In short, I won’t be writing prescriptions for medical marijuana in 2014. Well, not yet anyway. It’ll take solid evidence-based studies before I think about doing so. That means working further with drugs like Sativex (which is not Schedule 1) or reconsidering the Schedule 1 status for cannabinoids under tight regulation. Exposing my often very unwell patients to the risks of psychosis, dependence, and cognitive impairment is not something that I can bear to do. And certainly not if the benefits of marijuana over existing treatments are uncertain.

Those patients I mentioned – the teenagers who come to me with refractory epilepsy, and dozens of seizures each day – maybe one day they’ll be sitting across from me in clinic while I write a prescription for Charlotte’s Web. Just imagine if they could live normal lives again.

But first give me those decent trials, and decent evidence. Lobby the Government (and NICE) for change. And then I’ll be the first one to make a decision that serves my patients best.

 

Medical marijuana: An overview

There is already solid trial evidence for the use of marijuana in pain syndromes; one randomised study in the US recruited patients with HIV who were suffering pain. They were allocated to smoke cannabis cigarettes or placebo cigarettes three times daily for five days. The first puff of cannabis smoke reduced pain by a median of 72 per cent, compared to 15 per cent with the placebo. These effects were sustained over the course of the trial. The problem was that the extent of benefit only seemed to lie in the same range as existing tablets for pain, including opiates.

Furthermore, research has linked early adolescent cannabis use with increased risk of later life psychosis. Not to forget dose-related effects in users of all ages: dizziness, sedation, dry mouth, muscle weakness, low blood pressure, palpitations, and anxiety. Addiction is a risk in about 9% (versus 30% for tobacco).

The only way to get medical marijuana in the UK is if you have MS and are prescribed Sativex. This is a sublingual spray, licensed for spasticity treatment in multiple sclerosis (MS) when other treatments have failed. Up to 35 per cent of patients report improved spasticity outcome measures. However just this week, the National Institute for Health and Clinical Excellence (Nice) ruled that Sativex is not cost- effective. Patients with MS will now only receive his drug if their local commissioning group chooses to ignore the Nice guidelines.

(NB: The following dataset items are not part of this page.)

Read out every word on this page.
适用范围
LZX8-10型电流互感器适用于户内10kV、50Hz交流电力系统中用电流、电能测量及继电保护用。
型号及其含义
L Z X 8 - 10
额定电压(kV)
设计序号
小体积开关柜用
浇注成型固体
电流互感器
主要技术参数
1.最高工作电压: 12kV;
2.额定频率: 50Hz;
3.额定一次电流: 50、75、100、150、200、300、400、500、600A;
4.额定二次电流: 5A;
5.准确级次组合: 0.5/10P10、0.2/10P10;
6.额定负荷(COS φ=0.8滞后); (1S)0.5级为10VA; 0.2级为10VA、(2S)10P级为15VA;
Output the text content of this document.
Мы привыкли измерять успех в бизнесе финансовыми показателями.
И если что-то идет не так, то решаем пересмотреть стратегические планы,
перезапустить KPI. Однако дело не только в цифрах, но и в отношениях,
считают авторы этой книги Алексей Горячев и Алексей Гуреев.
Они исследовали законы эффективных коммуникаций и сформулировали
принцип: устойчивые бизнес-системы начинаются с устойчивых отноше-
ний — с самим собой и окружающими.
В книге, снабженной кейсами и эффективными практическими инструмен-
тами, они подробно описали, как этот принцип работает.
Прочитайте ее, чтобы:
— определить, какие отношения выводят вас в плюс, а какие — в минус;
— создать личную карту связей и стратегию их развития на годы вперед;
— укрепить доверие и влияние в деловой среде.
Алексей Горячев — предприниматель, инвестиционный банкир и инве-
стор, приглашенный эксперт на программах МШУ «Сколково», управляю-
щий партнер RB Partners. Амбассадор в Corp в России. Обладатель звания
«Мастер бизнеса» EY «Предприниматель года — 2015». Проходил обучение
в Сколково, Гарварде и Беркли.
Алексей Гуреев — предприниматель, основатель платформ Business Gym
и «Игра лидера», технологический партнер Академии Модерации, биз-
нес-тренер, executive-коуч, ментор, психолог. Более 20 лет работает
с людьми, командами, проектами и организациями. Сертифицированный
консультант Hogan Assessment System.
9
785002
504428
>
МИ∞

Current research is evaluating the effectiveness of marijuana in cancer, epilepsy, post-traumatic stress disorder, and schizophrenia, but randomised clinical trials comparing marijuana and placebo are few and far between. The only way to be prescribed medical marijuana in the UK is if you have multiple sclerosis (MS), although its availability has just been limited by the National Institute for Health and Clinical Excellence.